Dr. Dan Reichart has been announced as the keynote speaker for the SARA Annual Conference to be held July 14 to 17 at the National Radio Astronomy Observatory in Green Bank, WV.

Dr. Dan Reichart earned B.S. degrees in Astronomy & Astrophysics, Physics, and Mathematics and a minor in History from the Pennsylvania State University in 1996, and M.S. and Ph.D. degrees in Astronomy & Astrophysics from the University of Chicago in 1998 and 2000. Dan then won a Hubble Postdoctoral Fellowship, which he took to the California Institute of Technology in Pasadena. Since 2002, he has been an Assistant Professor of Physics & Astronomy at the University of North Carolina at Chapel Hill.

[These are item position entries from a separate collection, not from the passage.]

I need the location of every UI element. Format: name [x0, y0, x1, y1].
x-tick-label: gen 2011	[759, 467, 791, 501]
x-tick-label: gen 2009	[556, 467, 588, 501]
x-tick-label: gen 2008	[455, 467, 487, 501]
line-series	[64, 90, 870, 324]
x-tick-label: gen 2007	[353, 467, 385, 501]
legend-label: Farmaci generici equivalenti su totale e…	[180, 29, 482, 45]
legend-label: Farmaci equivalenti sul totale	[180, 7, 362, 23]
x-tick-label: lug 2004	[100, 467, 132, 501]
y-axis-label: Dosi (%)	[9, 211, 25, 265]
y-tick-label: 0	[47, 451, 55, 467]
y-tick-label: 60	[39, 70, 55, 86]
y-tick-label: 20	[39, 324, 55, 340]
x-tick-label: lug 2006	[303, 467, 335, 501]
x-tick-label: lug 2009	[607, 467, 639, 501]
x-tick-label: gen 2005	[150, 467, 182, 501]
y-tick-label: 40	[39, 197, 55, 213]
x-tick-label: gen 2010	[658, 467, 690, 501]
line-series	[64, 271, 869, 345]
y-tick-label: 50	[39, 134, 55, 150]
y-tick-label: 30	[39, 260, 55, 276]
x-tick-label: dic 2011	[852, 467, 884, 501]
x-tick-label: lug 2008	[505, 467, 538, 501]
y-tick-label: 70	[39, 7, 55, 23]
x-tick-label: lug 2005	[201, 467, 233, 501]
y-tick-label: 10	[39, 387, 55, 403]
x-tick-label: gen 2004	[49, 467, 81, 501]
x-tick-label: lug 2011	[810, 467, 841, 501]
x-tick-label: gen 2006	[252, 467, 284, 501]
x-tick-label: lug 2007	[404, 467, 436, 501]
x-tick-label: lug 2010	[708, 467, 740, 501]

Dan’s dissertation research on distant, cosmic explosions called gamma-ray bursts was ranked by Science Magazine as one of the top ten discoveries in science in 1999, and in 2003 earned him the Robert J. Trumpler Award, for top astrophysics dissertation research in North America.

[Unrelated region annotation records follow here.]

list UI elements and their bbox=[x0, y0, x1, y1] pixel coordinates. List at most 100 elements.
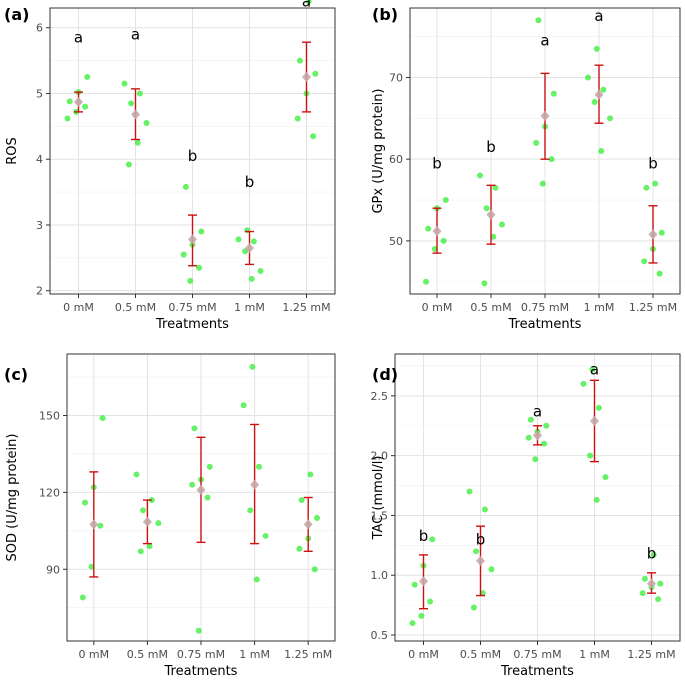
panel-1-data-point bbox=[136, 90, 143, 97]
panel-3-x-tick-label: 0.5 mM bbox=[127, 648, 168, 661]
panel-1-mean-marker bbox=[188, 234, 197, 245]
panel-3-data-point bbox=[79, 594, 86, 601]
panel-1-data-point bbox=[128, 100, 135, 107]
panel-4-data-point bbox=[589, 366, 596, 373]
panel-1-y-tick-label: 6 bbox=[36, 22, 43, 35]
panel-2-x-tick-label: 0 mM bbox=[422, 301, 453, 314]
panel-3-mean-marker bbox=[142, 516, 152, 527]
panel-1-x-tick-label: 1.25 mM bbox=[282, 301, 330, 314]
panel-2-data-point bbox=[440, 237, 447, 244]
panel-3-data-point bbox=[155, 520, 162, 527]
panel-4-data-point bbox=[593, 496, 600, 503]
panel-1-data-point bbox=[182, 183, 189, 190]
panel-2-x-tick-label: 1 mM bbox=[584, 301, 615, 314]
panel-2-x-tick-label: 0.5 mM bbox=[470, 301, 511, 314]
panel-1-sig-letter: b bbox=[245, 173, 255, 191]
panel-2-data-point bbox=[425, 225, 432, 232]
panel-2-data-point bbox=[483, 205, 490, 212]
panel-4-mean-marker bbox=[590, 415, 599, 426]
panel-2-x-axis-title: Treatments bbox=[508, 317, 582, 332]
panel-2-data-point bbox=[652, 180, 659, 187]
panel-2-data-point bbox=[550, 90, 557, 97]
panel-4-data-point bbox=[639, 590, 646, 597]
panel-3-data-point bbox=[253, 576, 260, 583]
panel-4-sig-letter: b bbox=[419, 527, 429, 545]
panel-3-data-point bbox=[296, 545, 303, 552]
panel-4-data-point bbox=[587, 452, 594, 459]
panel-2-data-point bbox=[607, 115, 613, 122]
panel-3-y-tick-label: 150 bbox=[39, 410, 60, 423]
panel-4-y-tick-label: 1.0 bbox=[371, 569, 389, 582]
panel-4-data-point bbox=[543, 422, 550, 429]
panel-4-x-axis-title: Treatments bbox=[500, 664, 574, 679]
panel-2-x-tick-label: 1.25 mM bbox=[629, 301, 677, 314]
panel-4-data-point bbox=[641, 575, 648, 582]
panel-3-y-tick-label: 90 bbox=[46, 563, 60, 576]
panel-3-data-point bbox=[256, 463, 262, 470]
panel-3-panel-letter: (c) bbox=[4, 365, 28, 384]
panel-2-sig-letter: a bbox=[540, 32, 549, 50]
panel-1-y-tick-label: 3 bbox=[36, 219, 43, 232]
panel-2-data-point bbox=[593, 45, 600, 52]
panel-1-data-point bbox=[305, 0, 312, 5]
panel-1-sig-letter: b bbox=[188, 147, 198, 165]
panel-3-data-point bbox=[189, 481, 196, 488]
panel-2-data-point bbox=[598, 148, 605, 154]
panel-1-data-point bbox=[312, 70, 319, 77]
panel-4-x-tick-label: 0.75 mM bbox=[513, 648, 561, 661]
panel-4-sig-letter: a bbox=[533, 402, 542, 420]
panel-1-x-tick-label: 0.5 mM bbox=[115, 301, 156, 314]
panel-2-sig-letter: b bbox=[432, 154, 442, 172]
panel-4-data-point bbox=[479, 590, 486, 597]
panel-1-data-point bbox=[248, 275, 255, 282]
panel-1-sig-letter: a bbox=[131, 25, 140, 43]
panel-4-data-point bbox=[411, 581, 418, 588]
panel-4-data-point bbox=[427, 598, 434, 605]
panel-2-data-point bbox=[591, 98, 598, 105]
panel-4-data-point bbox=[655, 596, 662, 603]
panel-1-mean-marker bbox=[74, 97, 83, 108]
panel-3-data-point bbox=[88, 563, 95, 570]
panel-2-sig-letter: b bbox=[486, 138, 496, 156]
panel-4-y-tick-label: 0.5 bbox=[371, 629, 389, 642]
panel-3-data-point bbox=[82, 499, 88, 506]
panel-4-data-point bbox=[409, 620, 416, 627]
panel-3-x-tick-label: 1 mM bbox=[239, 648, 270, 661]
panel-4-data-point bbox=[580, 380, 587, 387]
panel-1-y-tick-label: 4 bbox=[36, 153, 43, 166]
panel-2-mean-marker bbox=[648, 229, 658, 240]
panel-1-data-point bbox=[125, 161, 132, 168]
panel-4-x-tick-label: 1 mM bbox=[579, 648, 610, 661]
panel-2-mean-marker bbox=[432, 226, 442, 237]
panel-2-data-point bbox=[499, 221, 505, 228]
panel-3-mean-marker bbox=[196, 484, 206, 495]
panel-4-sig-letter: a bbox=[590, 361, 599, 379]
panel-1-data-point bbox=[121, 80, 128, 87]
panel-1-data-point bbox=[64, 115, 71, 122]
panel-4-data-point bbox=[525, 434, 532, 441]
panel-1-data-point bbox=[198, 228, 205, 235]
panel-4-panel-letter: (d) bbox=[372, 365, 398, 384]
panel-4-data-point bbox=[429, 536, 436, 543]
panel-4-sig-letter: b bbox=[647, 545, 657, 563]
panel-4-data-point bbox=[532, 456, 539, 463]
panel-4-data-point bbox=[657, 580, 664, 587]
panel-3-x-tick-label: 0.75 mM bbox=[177, 648, 225, 661]
panel-3-data-point bbox=[249, 363, 256, 370]
panel-3-mean-marker bbox=[303, 519, 313, 530]
panel-3-data-point bbox=[206, 463, 213, 470]
panel-3-data-point bbox=[204, 494, 211, 501]
panel-2-data-point bbox=[477, 172, 483, 179]
panel-2-panel-letter: (b) bbox=[372, 5, 398, 24]
panel-1-data-point bbox=[187, 277, 194, 284]
panel-4-mean-marker bbox=[419, 576, 428, 587]
panel-1-y-axis-title: ROS bbox=[5, 137, 20, 165]
panel-3-data-point bbox=[137, 548, 144, 555]
panel-1-sig-letter: a bbox=[74, 29, 83, 47]
panel-2-sig-letter: a bbox=[594, 7, 603, 25]
panel-3-data-point bbox=[97, 522, 104, 529]
panel-3-data-point bbox=[133, 471, 140, 478]
panel-4-x-tick-label: 0 mM bbox=[408, 648, 439, 661]
panel-3-data-point bbox=[298, 497, 305, 504]
panel-1-x-tick-label: 1 mM bbox=[234, 301, 265, 314]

In 2005, he and his students at the University of North Carolina discovered the most distant explosion in the universe yet known, a gamma-ray burst that occurred 12.8 billion years ago, when the universe was only 6% its current age. Their findings were published in Nature Magazine.

Dan and his students are currently building six robotic telescopes, or telescopes that control themselves, on a remote mountaintop in the Chilean Andes, and are helping others to build similar telescopes across the United States. When not observing gamma-ray bursts, the telescopes are available to students and educators of all levels from their home and school computers.

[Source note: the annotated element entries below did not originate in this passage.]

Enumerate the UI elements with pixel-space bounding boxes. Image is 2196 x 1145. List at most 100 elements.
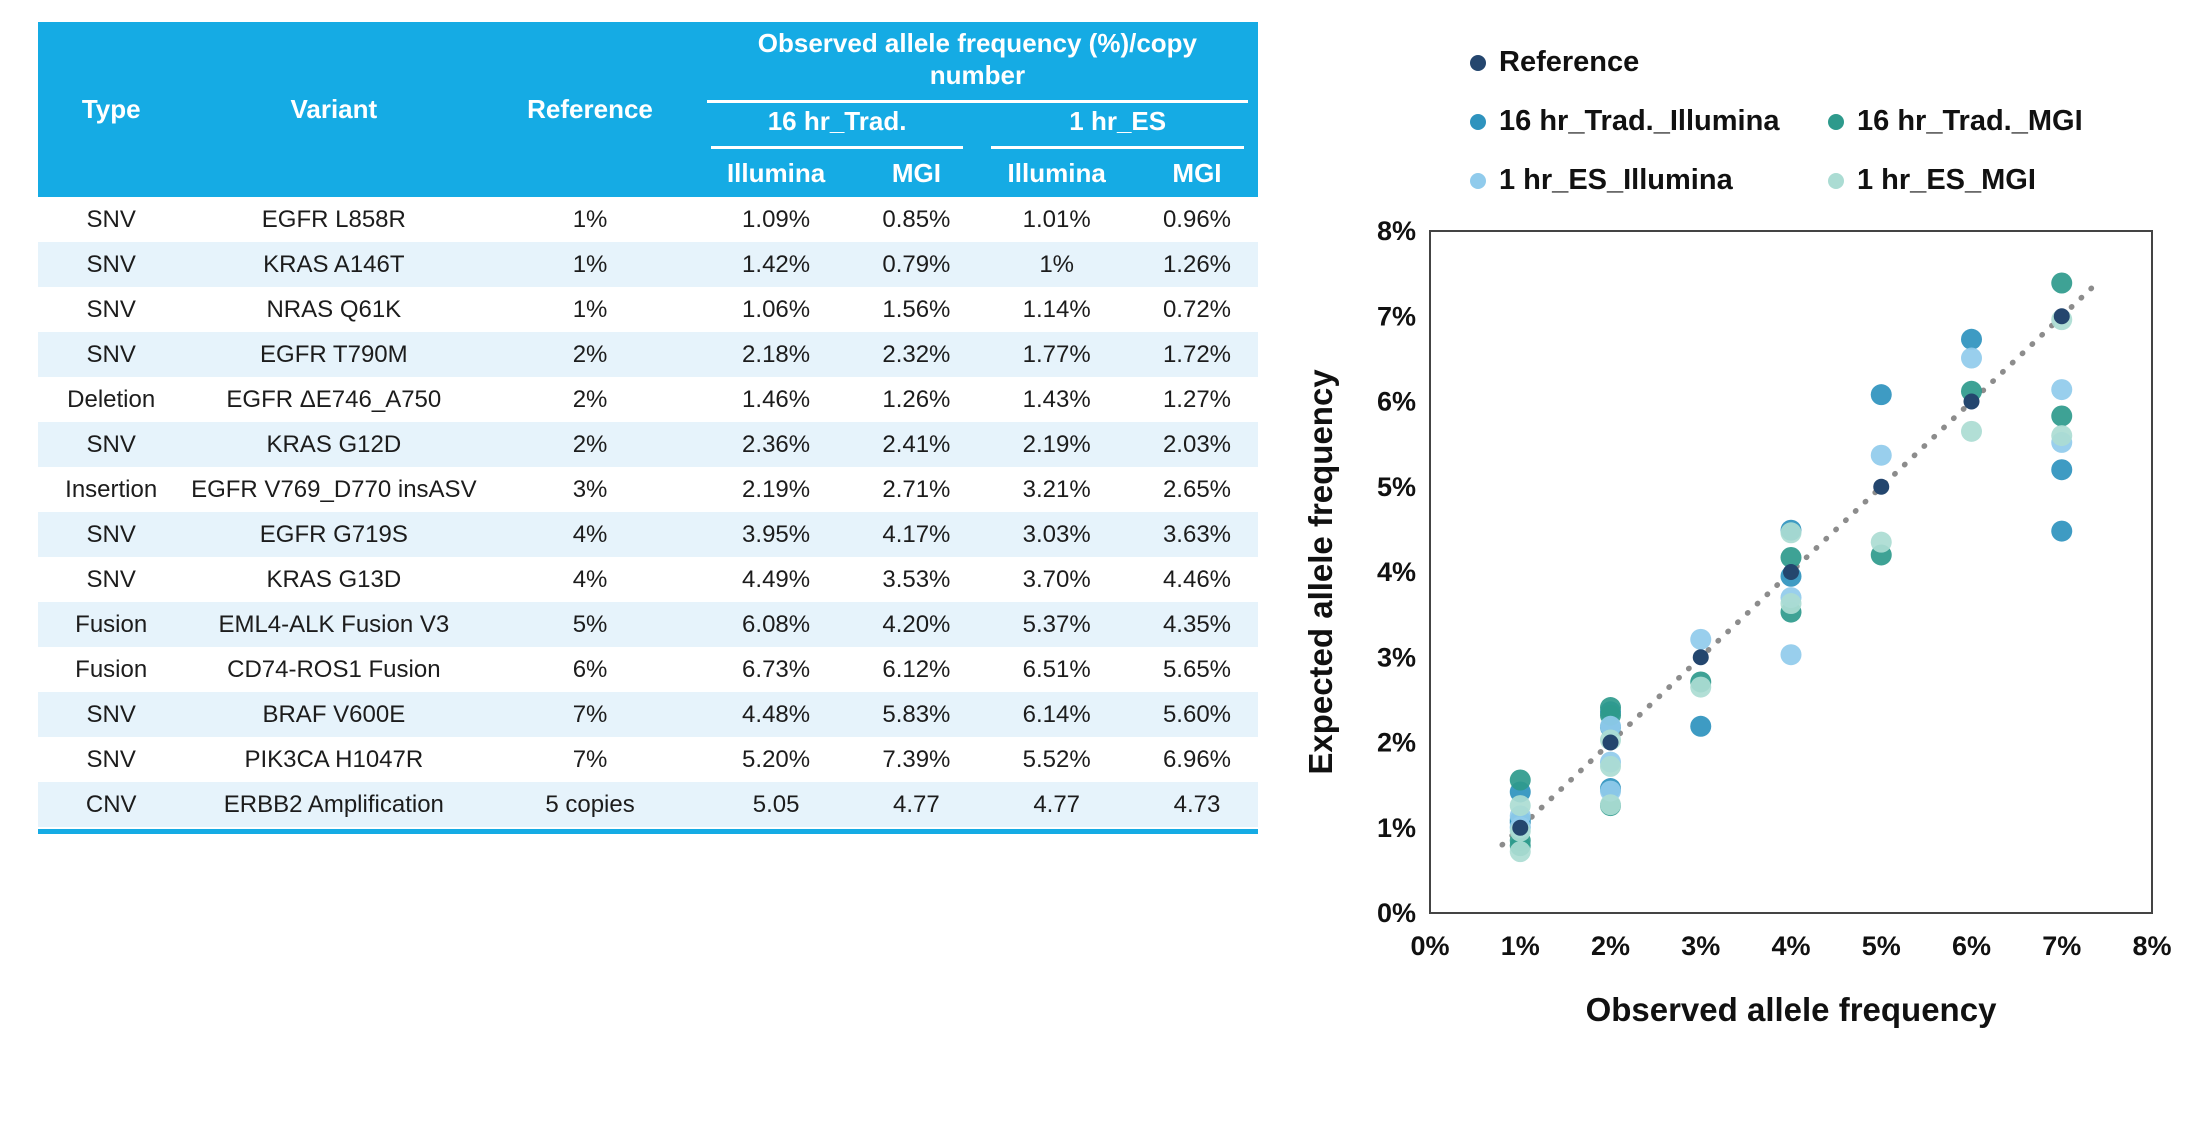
data-point-1 hr_ES_MGI [1600, 794, 1621, 816]
x-tick-label: 3% [1681, 931, 1720, 961]
y-tick-label: 3% [1377, 642, 1416, 672]
table-cell: 4% [572, 520, 608, 548]
table-row: SNV BRAF V600E 7% 4.48% 5.83% 6.14% 5.60% [38, 692, 1258, 738]
table-cell: PIK3CA H1047R [244, 745, 424, 773]
table-row: SNV KRAS G12D 2% 2.36% 2.41% 2.19% 2.03% [38, 422, 1258, 468]
legend-item: 16 hr_Trad._Illumina [1470, 105, 1828, 138]
y-tick-label: 7% [1377, 301, 1416, 331]
data-point-16 hr_Trad._Illumina [2051, 459, 2073, 481]
col-header-1hr-es: 1 hr_ES [977, 103, 1258, 150]
table-cell: 1.77% [1022, 340, 1091, 368]
table-cell: 3.95% [742, 520, 811, 548]
data-point-1 hr_ES_MGI [1780, 593, 1802, 615]
table-cell: 0.96% [1162, 205, 1232, 233]
table-cell: 4.49% [742, 565, 811, 593]
col-header-mgi-trad: MGI [855, 149, 978, 198]
table-cell: 4.73 [1173, 790, 1221, 818]
table-cell: 2.32% [882, 340, 951, 368]
table-cell: 6.12% [882, 655, 951, 683]
table-cell: EGFR G719S [259, 520, 408, 548]
data-point-1 hr_ES_MGI [2051, 425, 2073, 447]
table-bottom-rule [38, 829, 1258, 835]
legend-label: 1 hr_ES_MGI [1857, 164, 2036, 196]
col-header-reference: Reference [483, 22, 697, 198]
table-cell: 2.65% [1162, 475, 1232, 503]
data-point-Reference [1783, 564, 1799, 580]
scatter-chart-section: Reference 16 hr_Trad._Illumina 16 hr_Trad.… [1290, 46, 2196, 1098]
legend-item: 1 hr_ES_Illumina [1470, 164, 1828, 197]
table-cell: 5.37% [1022, 610, 1091, 638]
table-cell: EGFR L858R [261, 205, 406, 233]
legend-row: Reference [1470, 46, 2196, 79]
data-point-1 hr_ES_Illumina [1780, 644, 1802, 666]
table-cell: 5.83% [882, 700, 951, 728]
table-row: SNV KRAS A146T 1% 1.42% 0.79% 1% 1.26% [38, 242, 1258, 288]
data-point-1 hr_ES_MGI [1961, 420, 1982, 442]
legend-label: 16 hr_Trad._Illumina [1499, 105, 1780, 137]
col-header-illumina-es: Illumina [977, 149, 1136, 198]
data-point-16 hr_Trad._MGI [1509, 769, 1531, 791]
table-cell: 2.03% [1162, 430, 1232, 458]
x-axis-title: Observed allele frequency [1586, 991, 1998, 1028]
data-point-1 hr_ES_Illumina [1870, 444, 1892, 466]
x-tick-label: 7% [2042, 931, 2081, 961]
y-tick-label: 8% [1377, 216, 1416, 246]
table-row: SNV EGFR L858R 1% 1.09% 0.85% 1.01% 0.96% [38, 197, 1258, 242]
table-cell: 2.19% [1022, 430, 1091, 458]
data-point-Reference [1512, 819, 1529, 836]
y-tick-label: 0% [1377, 898, 1416, 928]
legend-item: 16 hr_Trad._MGI [1828, 105, 2186, 138]
table-cell: 2.71% [882, 475, 951, 503]
legend-row: 16 hr_Trad._Illumina 16 hr_Trad._MGI [1470, 105, 2196, 138]
x-tick-label: 4% [1771, 931, 1810, 961]
legend-dot-icon [1470, 54, 1486, 71]
data-point-16 hr_Trad._Illumina [1870, 384, 1892, 406]
table-row: CNV ERBB2 Amplification 5 copies 5.05 4.77 4.… [38, 782, 1258, 828]
data-point-1 hr_ES_Illumina [2051, 379, 2073, 401]
table-row: Fusion EML4-ALK Fusion V3 5% 6.08% 4.20% 5.37… [38, 602, 1258, 648]
col-header-observed-group: Observed allele frequency (%)/copy numbe… [696, 22, 1258, 104]
data-point-Reference [1692, 649, 1709, 666]
table-cell: 4.48% [742, 700, 811, 728]
data-point-1 hr_ES_MGI [1509, 841, 1531, 863]
table-cell: 3.63% [1162, 520, 1232, 548]
table-cell: 5.65% [1162, 655, 1232, 683]
table-row: SNV EGFR T790M 2% 2.18% 2.32% 1.77% 1.72% [38, 332, 1258, 378]
table-cell: EGFR ΔE746_A750 [226, 385, 442, 413]
col-header-type: Type [38, 22, 185, 198]
table-cell: 4.35% [1162, 610, 1232, 638]
x-tick-label: 5% [1862, 931, 1901, 961]
table-cell: Insertion [65, 475, 158, 503]
table-row: Insertion EGFR V769_D770 insASV 3% 2.19% 2.7… [38, 467, 1258, 512]
table-cell: NRAS Q61K [266, 295, 402, 323]
legend-item: 1 hr_ES_MGI [1828, 164, 2186, 197]
table-cell: SNV [86, 565, 136, 593]
data-point-16 hr_Trad._MGI [2051, 405, 2073, 427]
table-cell: 1.42% [742, 250, 811, 278]
table-cell: 1% [572, 295, 608, 323]
legend-label: 1 hr_ES_Illumina [1499, 164, 1733, 196]
data-point-1 hr_ES_MGI [1509, 795, 1531, 817]
group1-label: 16 hr_Trad. [710, 104, 964, 149]
table-cell: 5.60% [1162, 700, 1232, 728]
table-cell: 3.53% [882, 565, 951, 593]
table-header: Type Variant Reference Observed allele f… [38, 22, 1258, 198]
table-cell: 1.27% [1162, 385, 1232, 413]
scatter-chart: 0% 1% 2% 3% 4% 5% 6% 7% 8% 0% 1% 2% 3% 4% 5% 6% 7% 8% Obse… [1290, 213, 2196, 1098]
table-cell: 1.72% [1162, 340, 1232, 368]
table-cell: 3.70% [1022, 565, 1091, 593]
table-cell: SNV [86, 745, 136, 773]
table-cell: 5.20% [742, 745, 811, 773]
table-body: SNV EGFR L858R 1% 1.09% 0.85% 1.01% 0.96% SNV KR… [38, 197, 1258, 828]
data-point-16 hr_Trad._MGI [1780, 547, 1802, 569]
table-cell: 2% [572, 340, 608, 368]
table-cell: 4.77 [893, 790, 940, 818]
table-cell: 0.79% [882, 250, 951, 278]
table-cell: SNV [86, 205, 136, 233]
data-point-1 hr_ES_Illumina [1961, 347, 1982, 369]
y-axis-title: Expected allele frequency [1302, 369, 1339, 775]
x-tick-label: 8% [2132, 931, 2171, 961]
legend-label: Reference [1499, 46, 1640, 78]
data-point-1 hr_ES_Illumina [1690, 628, 1712, 650]
table-cell: 1.43% [1022, 385, 1091, 413]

Dan is also the recipient of the Carl Sagan Award for Excellence in Teaching, the Nathan Sugarman Award for Excellence in Research, the Donn MacMinn Award for Service beyond the Walls of the University, and Ernest F. Fullam Award of Dudley Observatory.

As of June 2006, he has published 60 scientific papers, 114 observing reports, and has written popular articles for Sky & Telescope and Mercury magazines. He has raised over two million dollars for his research, and regularly reviews grant proposals for the National Science Foundation and NASA.